Dedication despite injury
Upon their return to the United States, 731 soldiers received orthopaedic consultations, including 79 who had combat injuries. An explosive mechanism (improvised explosive device, mortar, or rocket-propelled grenade) was the cause of injuries in 46 of the 79 patients.

In addition, 4 percent of all returning soldiers required orthopaedic surgery, with 140 operations performed. Age of 30 years or older was an important risk factor for orthopaedic consultation. The most common surgical procedures performed were for shoulder stabilization, superior labrum anterior to posterior (SLAP) lesion repair, treatment of internal derangement of the knee, and treatment of foot deformity.

“In my opinion, this study has two important takeaway points,” said Dr. Belmont. “First, many soldiers will need quality orthopaedic care after their deployment for orthopaedic injuries or conditions that have been aggravaed or exacerbated.

“Second, many service members completed their deployment even though they had sustained an injury. We found that 84 percent of the soldiers with shoulder instability were able to return to duty within 72 hours of injury, and 55 percent of those soldiers with anterior cruciate ligament disruptions were able to keep serving in Iraq.

“That’s an impressive statistic,” Dr. Belmont continued. “These people volunteered to serve their country, and they maintained that dedication despite their orthopaedic injuries.”

More info needed
Dr. Belmont noted that the study data could affect public policy. Only about half of all soldiers are active duty military; the rest are members of the National Guard and reserves. As a result, returning soldiers who have chronic injuries may increase the burden on the civilian medical system.

“The National Guard and the reservists are an important part of our national defense. When they come home they may decide to access care through the Veterans Health Administration or the civilian community,” said Dr. Belmont.

“Injured soldiers who are treated by the military initially will often receive follow-up care from civilian orthopaedists,” he added. “In that respect, it’s a team effort.”

Dr. Belmont and his colleagues plan to continue following the cohort on a longer term basis.

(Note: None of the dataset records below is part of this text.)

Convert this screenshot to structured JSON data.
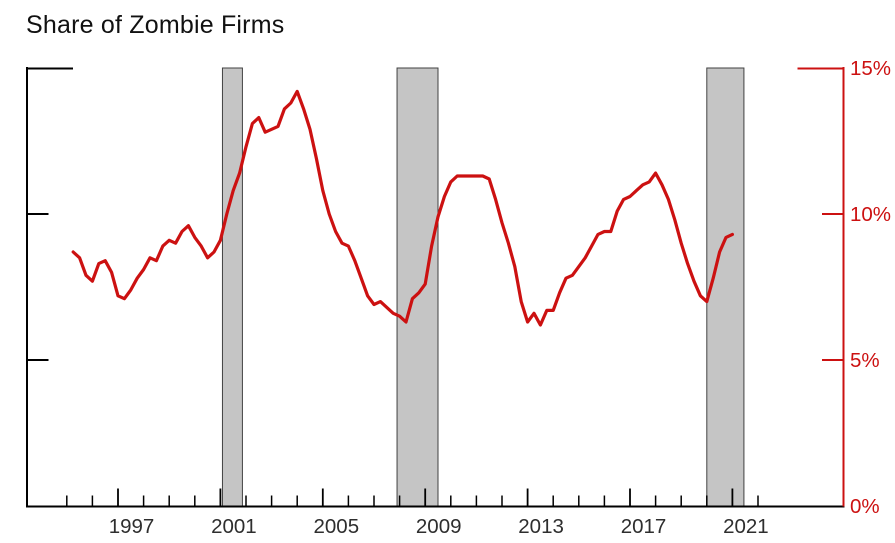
{
  "title": "Share of Zombie Firms",
  "colors": {
    "line": "#cc1111",
    "right_axis": "#cc1111",
    "left_axis": "#000000",
    "bottom_axis": "#000000",
    "band_fill": "#c5c5c5",
    "band_border": "#414141",
    "x_label": "#2e2e2e",
    "title": "#111111",
    "background": "#ffffff"
  },
  "chart_data": {
    "type": "line",
    "title": "Share of Zombie Firms",
    "xlabel": "",
    "ylabel": "",
    "y_unit": "percent",
    "ylim": [
      0,
      15
    ],
    "x_range_years": [
      1993.4,
      2025.3
    ],
    "grid": false,
    "legend": "none",
    "y_axis_side": "right",
    "y_ticks": [
      {
        "value": 15,
        "label": "15%"
      },
      {
        "value": 10,
        "label": "10%"
      },
      {
        "value": 5,
        "label": "5%"
      },
      {
        "value": 0,
        "label": "0%"
      }
    ],
    "x_tick_years": [
      1995,
      1996,
      1997,
      1998,
      1999,
      2000,
      2001,
      2002,
      2003,
      2004,
      2005,
      2006,
      2007,
      2008,
      2009,
      2010,
      2011,
      2012,
      2013,
      2014,
      2015,
      2016,
      2017,
      2018,
      2019,
      2020,
      2021,
      2022
    ],
    "x_major_tick_years": [
      1997,
      2001,
      2005,
      2009,
      2013,
      2017,
      2021
    ],
    "x_labels": [
      "1997",
      "2001",
      "2005",
      "2009",
      "2013",
      "2017",
      "2021"
    ],
    "recession_bands": [
      {
        "start": 2001.08,
        "end": 2001.86
      },
      {
        "start": 2007.9,
        "end": 2009.5
      },
      {
        "start": 2020.0,
        "end": 2021.45
      }
    ],
    "series": [
      {
        "name": "share-of-zombie-firms",
        "x": [
          1995.25,
          1995.5,
          1995.75,
          1996.0,
          1996.25,
          1996.5,
          1996.75,
          1997.0,
          1997.25,
          1997.5,
          1997.75,
          1998.0,
          1998.25,
          1998.5,
          1998.75,
          1999.0,
          1999.25,
          1999.5,
          1999.75,
          2000.0,
          2000.25,
          2000.5,
          2000.75,
          2001.0,
          2001.25,
          2001.5,
          2001.75,
          2002.0,
          2002.25,
          2002.5,
          2002.75,
          2003.0,
          2003.25,
          2003.5,
          2003.75,
          2004.0,
          2004.25,
          2004.5,
          2004.75,
          2005.0,
          2005.25,
          2005.5,
          2005.75,
          2006.0,
          2006.25,
          2006.5,
          2006.75,
          2007.0,
          2007.25,
          2007.5,
          2007.75,
          2008.0,
          2008.25,
          2008.5,
          2008.75,
          2009.0,
          2009.25,
          2009.5,
          2009.75,
          2010.0,
          2010.25,
          2010.5,
          2010.75,
          2011.0,
          2011.25,
          2011.5,
          2011.75,
          2012.0,
          2012.25,
          2012.5,
          2012.75,
          2013.0,
          2013.25,
          2013.5,
          2013.75,
          2014.0,
          2014.25,
          2014.5,
          2014.75,
          2015.0,
          2015.25,
          2015.5,
          2015.75,
          2016.0,
          2016.25,
          2016.5,
          2016.75,
          2017.0,
          2017.25,
          2017.5,
          2017.75,
          2018.0,
          2018.25,
          2018.5,
          2018.75,
          2019.0,
          2019.25,
          2019.5,
          2019.75,
          2020.0,
          2020.25,
          2020.5,
          2020.75,
          2021.0
        ],
        "y": [
          8.7,
          8.5,
          7.9,
          7.7,
          8.3,
          8.4,
          8.0,
          7.2,
          7.1,
          7.4,
          7.8,
          8.1,
          8.5,
          8.4,
          8.9,
          9.1,
          9.0,
          9.4,
          9.6,
          9.2,
          8.9,
          8.5,
          8.7,
          9.1,
          10.0,
          10.8,
          11.4,
          12.3,
          13.1,
          13.3,
          12.8,
          12.9,
          13.0,
          13.6,
          13.8,
          14.2,
          13.6,
          12.9,
          11.9,
          10.8,
          10.0,
          9.4,
          9.0,
          8.9,
          8.4,
          7.8,
          7.2,
          6.9,
          7.0,
          6.8,
          6.6,
          6.5,
          6.3,
          7.1,
          7.3,
          7.6,
          8.9,
          9.9,
          10.6,
          11.1,
          11.3,
          11.3,
          11.3,
          11.3,
          11.3,
          11.2,
          10.5,
          9.7,
          9.0,
          8.2,
          7.0,
          6.3,
          6.6,
          6.2,
          6.7,
          6.7,
          7.3,
          7.8,
          7.9,
          8.2,
          8.5,
          8.9,
          9.3,
          9.4,
          9.4,
          10.1,
          10.5,
          10.6,
          10.8,
          11.0,
          11.1,
          11.4,
          11.0,
          10.5,
          9.8,
          9.0,
          8.3,
          7.7,
          7.2,
          7.0,
          7.8,
          8.7,
          9.2,
          9.3
        ]
      }
    ]
  }
}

“What are the long-term outcomes?” he asked. “How many of these service members will return to active duty? Is there a difference in treatments between the combat and noncombat injuries? What kind of effect will psychiatric conditions and posttraumatic stress disorder have on their ultimate outcomes? These questions still need to be answered.”

Dr. Belmont’s coauthors include Brett D. Owens, MD, Gens P. Goodman, DO, Andrew J. Schoenfeld, MD, Jason R. Dutton, DO, and Robert Burks, PhD.

Disclosure information: Dr. Bel-mont—SLACK Incorporated; Dr. Owens,—Musculoskeletal Transplant Foundation, American Journal of Sports Medicine, Journal of Surgical Orthopaedic Advances, Orthopedics, Orthopedics Today; Drs. Goodman, Schoenfeld, and Dutton—no conflicts; Dr. Burks—no information available.

Peter Pollack is a staff writer for AAOS Now. He can be reached at ppollack@aaos.org

Bottom Line

  • Nearly 20 percent of returning soldiers required consultation for orthopaedic injuries, and 4 percent required surgery.
  • Many service members complete their deployments despite sustaining a significant orthopaedic injury.
  • Returning soldiers may increase the burden on the civilian medical system, creating a health policy issue.